Single-domain antibody fragments (sdAbs) can be isolated from heavy-chain-only antibodies that occur in camelids or the heavy chain of conventional antibodies, that also occur in camelids. Therapeutic application of sdAbs is often complicated by their low serum half-life. Fusion to sdAb that bind to long-lived serum proteins albumin or IgG can prolong serum half-life of fusion partners. Such studies mostly focused on human application. For half-life prolongation in multiple animal species novel species cross-reacting sdAb are needed. We here describe the isolation from immunized llamas of sdAbs G6 and G13 that bound IgG of 9-10 species analysed, including horse, dog, cat, and swine, as well as sdAb A12 that bound horse, dog, swine and cat albumin. A12 bound albumin with 13 to 271 nM affinity dependent on the species. G13 affinity was difficult to determine by biolayer interferometry due to low and heterogeneous signals. G13 and G6 compete for the same binding domain on Fab fragments. Furthermore, they both lack the hallmark residues typical of camelid sdAbs derived from heavy-chain antibodies and had sequence characteristics typical of human sdAbs with high solubility and stability. This suggests they are derived from conventional llama antibodies. They most likely bind IgG through pairing with VL domains at the VH-VL interface rather than a paratope involving complementarity determining regions. None of the isolated sdAb interfered with FcRn binding to albumin or IgG, and thus do not prevent endosomal albumin/IgG-sdAb complex recycling. Fusions of albumin-binding sdAb A12 to several tetanus neurotoxin (TeNT) binding sdAbs prolonged the terminal serum half-life in piglets to about 4 days, comparable to authentic swine albumin. However, G13 conferred a much lower half-life of 0.84 days. Similarly, in horse, G13 prolonged half-life to only 1.2 days whereas A12 fused to two TeNT binding domains (T6T16A12) had a half-life of 21 days. The high half-life of T6T16A12, which earlier proved to be a highly potent TeNT antitoxin, further supports its therapeutic value. Furthermore, we have identified several additional sdAbs that enable tailored half-life extension of biologicals in multiple animal species.

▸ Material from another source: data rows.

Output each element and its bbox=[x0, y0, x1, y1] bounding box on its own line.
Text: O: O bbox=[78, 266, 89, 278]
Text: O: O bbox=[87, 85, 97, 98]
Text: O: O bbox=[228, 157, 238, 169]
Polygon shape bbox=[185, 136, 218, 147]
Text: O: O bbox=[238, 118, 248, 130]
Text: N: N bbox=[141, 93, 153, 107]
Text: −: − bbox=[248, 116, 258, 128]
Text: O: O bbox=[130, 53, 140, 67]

单域抗体片段(sdAbs)可从重链抗体中分离出来,重链抗体仅存在于骆驼或常规抗体的重链中,骆驼也存在常规抗体。sdAbs 的治疗应用通常因血清半衰期短而复杂化。与结合白蛋白或 IgG 的长寿血清蛋白的融合可延长融合伙伴的血清半衰期。此类研究主要集中在人类应用上。为了延长多种动物物种的半衰期,需要新型的种间交叉反应性 sdAbs。在这里,我们描述了从免疫的美洲驼中分离出的 sdAbs G6 和 G13,它们结合了 9-10 种分析的 IgG,包括马、狗、猫和猪,以及结合马、狗、猪和 cat 白蛋白的 sdAb A12。A12 与白蛋白的结合亲和力为 13 至 271 nM,具体取决于物种。由于信号低且不均匀,Biolayer interferometry 难以确定 G13 的亲和力。G13 和 G6 竞争 Fab 片段上的相同结合域。此外,它们都缺乏典型的骆驼 sdAbs 的标志性残基,这些残基来自重链抗体,并且具有高溶解度和稳定性的典型人 sdAbs 的序列特征。这表明它们是由常规的美洲驼抗体衍生而来。它们很可能通过与 VH-VL 界面上的 VL 结构域配对来结合 IgG,而不是通过涉及互补决定区的表位来结合 IgG。分离出的 sdAb 均不干扰 FcRn 与白蛋白或 IgG 的结合,因此不会阻止内体白蛋白/sdAb 复合物的再循环。白蛋白结合 sdAb A12 与几种破伤风神经毒素(TeNT)结合 sdAb 的融合将仔猪的终末血清半衰期延长至约 4 天,与天然猪白蛋白相当。然而,G13 赋予的半衰期低至 0.84 天。同样,在马中,G13 将半衰期延长至仅 1.2 天,而与两个 TeNT 结合结构域(T6T16A12)融合的 A12 的半衰期为 21 天。T6T16A12 的半衰期较长,半衰期为 21 天,这进一步证明了其治疗价值。此外,我们已经鉴定出几种额外的 sdAbs,它们可以针对多种动物物种的生物制剂进行定制的半衰期延长。